CX project - Quick start

So, what is the CX environment?
What are the CX tasks?
How do I break a problem into smaller tasks using the CX environment?
What are the basic components?
What do I need to know in order to write code for the CX environment?

The CX environment

The basic idea behind CX project, like every other metacomputing environment, is that "“if we could combine the computational resources of devices (mainly PCs) that otherwise would be wasted, then we would something that it’s really good not only from the perspective of taking advantages of unused cycles, but most importantly because then we can create a system with computational power that exceeds every existing system, and makes feasible computations that otherwise would be infeasible"

In order to do so, we must break our problem into smaller problems (divide-and-conquer) and after running these smaller problems into a potentially huge number of different nodes, we must collect those intermediate results and combine them in a meaningful way. How to decompose the initial problem into smaller problems it’s up to the application programmer, who must utilize the CX API. Since the most important concept in the CX project is the notion of task, the following paragraph gives a brief description of what a task is, and what are the similarities between a task and a function.

The CX task

For those of you that have already written programs in any traditional language (for instance C), you are very familiar with the notion of function. Each function does different things (it has different functionality), but still there are some things in common:

All functions have zero or more input arguments
All functions have output (or returned) arguments, unless the return type is "void"
All functions have some properties/attributes. For instance, is Java a function might be static, synchronized, private or public.
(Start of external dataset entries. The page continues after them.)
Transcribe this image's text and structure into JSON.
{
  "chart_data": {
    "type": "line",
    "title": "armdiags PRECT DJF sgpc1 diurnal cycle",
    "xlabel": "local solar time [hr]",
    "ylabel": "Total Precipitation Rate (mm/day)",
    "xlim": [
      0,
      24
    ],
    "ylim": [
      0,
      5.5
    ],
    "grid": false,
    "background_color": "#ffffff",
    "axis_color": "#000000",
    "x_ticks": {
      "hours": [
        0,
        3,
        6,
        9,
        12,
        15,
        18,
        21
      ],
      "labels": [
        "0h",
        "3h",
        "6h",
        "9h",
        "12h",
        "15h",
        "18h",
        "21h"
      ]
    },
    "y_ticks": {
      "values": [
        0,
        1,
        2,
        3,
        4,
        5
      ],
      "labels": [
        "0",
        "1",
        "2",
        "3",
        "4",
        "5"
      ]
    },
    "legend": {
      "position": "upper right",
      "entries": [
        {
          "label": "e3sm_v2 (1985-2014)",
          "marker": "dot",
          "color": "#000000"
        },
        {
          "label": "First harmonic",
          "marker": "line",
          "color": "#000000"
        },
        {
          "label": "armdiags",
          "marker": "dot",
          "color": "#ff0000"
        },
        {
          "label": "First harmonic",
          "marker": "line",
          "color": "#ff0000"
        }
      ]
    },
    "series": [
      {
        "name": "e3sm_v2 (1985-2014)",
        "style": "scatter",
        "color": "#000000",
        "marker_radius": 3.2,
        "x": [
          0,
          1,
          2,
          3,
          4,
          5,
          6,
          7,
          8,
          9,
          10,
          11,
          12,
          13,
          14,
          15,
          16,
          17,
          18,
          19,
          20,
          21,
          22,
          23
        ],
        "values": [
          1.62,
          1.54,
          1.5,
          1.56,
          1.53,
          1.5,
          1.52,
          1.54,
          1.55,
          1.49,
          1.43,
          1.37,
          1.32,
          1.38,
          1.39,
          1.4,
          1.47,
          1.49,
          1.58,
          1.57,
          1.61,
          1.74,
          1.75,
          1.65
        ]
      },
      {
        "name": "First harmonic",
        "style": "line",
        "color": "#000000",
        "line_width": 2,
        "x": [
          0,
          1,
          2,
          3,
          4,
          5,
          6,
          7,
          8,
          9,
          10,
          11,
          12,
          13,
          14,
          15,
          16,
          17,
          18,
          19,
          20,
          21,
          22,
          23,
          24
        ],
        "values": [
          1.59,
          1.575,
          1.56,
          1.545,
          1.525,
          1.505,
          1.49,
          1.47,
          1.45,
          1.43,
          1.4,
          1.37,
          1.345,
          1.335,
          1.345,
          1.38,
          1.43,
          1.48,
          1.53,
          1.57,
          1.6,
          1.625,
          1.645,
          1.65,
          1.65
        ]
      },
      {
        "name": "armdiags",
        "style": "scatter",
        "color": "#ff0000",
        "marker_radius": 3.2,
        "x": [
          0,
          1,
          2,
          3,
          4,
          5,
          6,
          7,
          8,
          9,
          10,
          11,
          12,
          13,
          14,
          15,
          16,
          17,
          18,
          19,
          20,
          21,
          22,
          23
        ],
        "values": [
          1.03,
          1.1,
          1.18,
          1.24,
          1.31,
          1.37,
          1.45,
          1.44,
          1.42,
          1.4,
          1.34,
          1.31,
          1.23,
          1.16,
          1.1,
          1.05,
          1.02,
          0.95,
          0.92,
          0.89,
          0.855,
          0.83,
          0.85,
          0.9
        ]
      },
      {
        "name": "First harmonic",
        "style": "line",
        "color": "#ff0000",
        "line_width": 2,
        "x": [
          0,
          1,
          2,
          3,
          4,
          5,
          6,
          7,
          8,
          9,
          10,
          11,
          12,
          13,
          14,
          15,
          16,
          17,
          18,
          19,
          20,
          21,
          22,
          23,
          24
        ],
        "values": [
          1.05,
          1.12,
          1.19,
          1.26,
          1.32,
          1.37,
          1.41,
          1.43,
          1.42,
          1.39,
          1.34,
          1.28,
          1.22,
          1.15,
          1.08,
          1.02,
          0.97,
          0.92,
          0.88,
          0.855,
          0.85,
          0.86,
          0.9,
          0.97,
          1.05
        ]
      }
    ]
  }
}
Similar observations apply to the CX tasks. Each task has some input arguments, some output arguments and some properties. Some of them might be null, and their number is not always the same, but still there is some space reserved for them, and when present, there is always the same procedure to get and/or set their values.

Divide and conquer

The Fibonacci numbers, that are used as a demo application, are a good example to demonstrate those ideas.

In the above figure, instead of evaluating Fibonacci of 2, that would take centuries (OK, I’m exaggerating a little bit!), we evaluate Fibonacci(1) and Fibonacci(0), and then combine their intermediate results to produce Fibonacci(2) using the definition of the function:

Fibonacci(2)=Fibnucci(1)+Fibonacci(0)

Talking in terms of tasks, this means that instead of executing the task "compute Fib(2)", we break this task into three other tasks:

Fib(1) that will compute fibonacci(1)
Fib(0) that will compute Fibonacci(0)
Fib(1,0) that will combine the intermediate results of Fib(1) and Fib(0) in order to producer Fib(2). In this particular case, the intermediate results will be simple added .

The input/output arguments for those tasks, as well as their properties are given in the table below:

The sole input argument for task T2, the corresponds to Fib(1), is the number 1, while the sole output argument is T4#1, which basically means “sent your output results to task T4 as input argument #1”. The attributes for T2 are STATUS:READY, which means that the task is ready to get executed, and ID=T2 which gives the (unique) Id number for this task. In reality, there are much more attributes, and their format is not exactly like that, but the basic idea remains the same. Note for instance task T4: when it’s created by task T1 it has two missing input arguments, that will be provided by tasks T2 and T3, and therefore it cannot be executed immediately after its creation (you probably also noticed that its status is marked as waiting).

Basic components

As we saw in the previous discussion, tasks can create (or spawn) news tasks, just like function can call other functions. And as we use in C the function main() as our entry point, in the CX environment there must be an initial task that will be submitted to the production network. The process responsible for that is called the consumer, since by submitting the task it “consumes” computation power, and its main responsibilities are:

To submit the initial tasks
To process the returned results

The initial task is sent to the Task Server, which stand between the consumer and the producers that will do the actual computation. Therefore, since Task Servers isolate the consumer from the producers, the application programmer does not have to know anything about them.

Writing CX code

From the application programmer point of view, all the tasks run within a container application that can be either the producer or the task server. So, it is important to understand the CX API, before going any further. If we assume, that you are already familiar with that, then the next step is to decide how to split your initial problem into smaller ones. In general, you will end up with two types of tasks:

the “decompose” type, that spawns new tasks when executed (with smaller problem size than their parent task)
the “compose” type, which combine the intermediate results (of other tasks) in a meaningful way.

For instance, in the example given above T1 is of type “decompose”, while T4 is of type “compose” because it combines the intermediate results of T2 and T3 by adding them.

After you have defined your tasks, the rest of the process is pretty straightforward. The only thing you have to do is to create the consumer application, which will submit the initial task and process the returned results. The task servers, as well as the producers, are provided to you, so you don’t have to implement them.

In order to test your code, you will need a production network. The simplest production network consists of one consumer, one task server and one producer. How to start them it is described in another section of the CX tutorial. Good luck!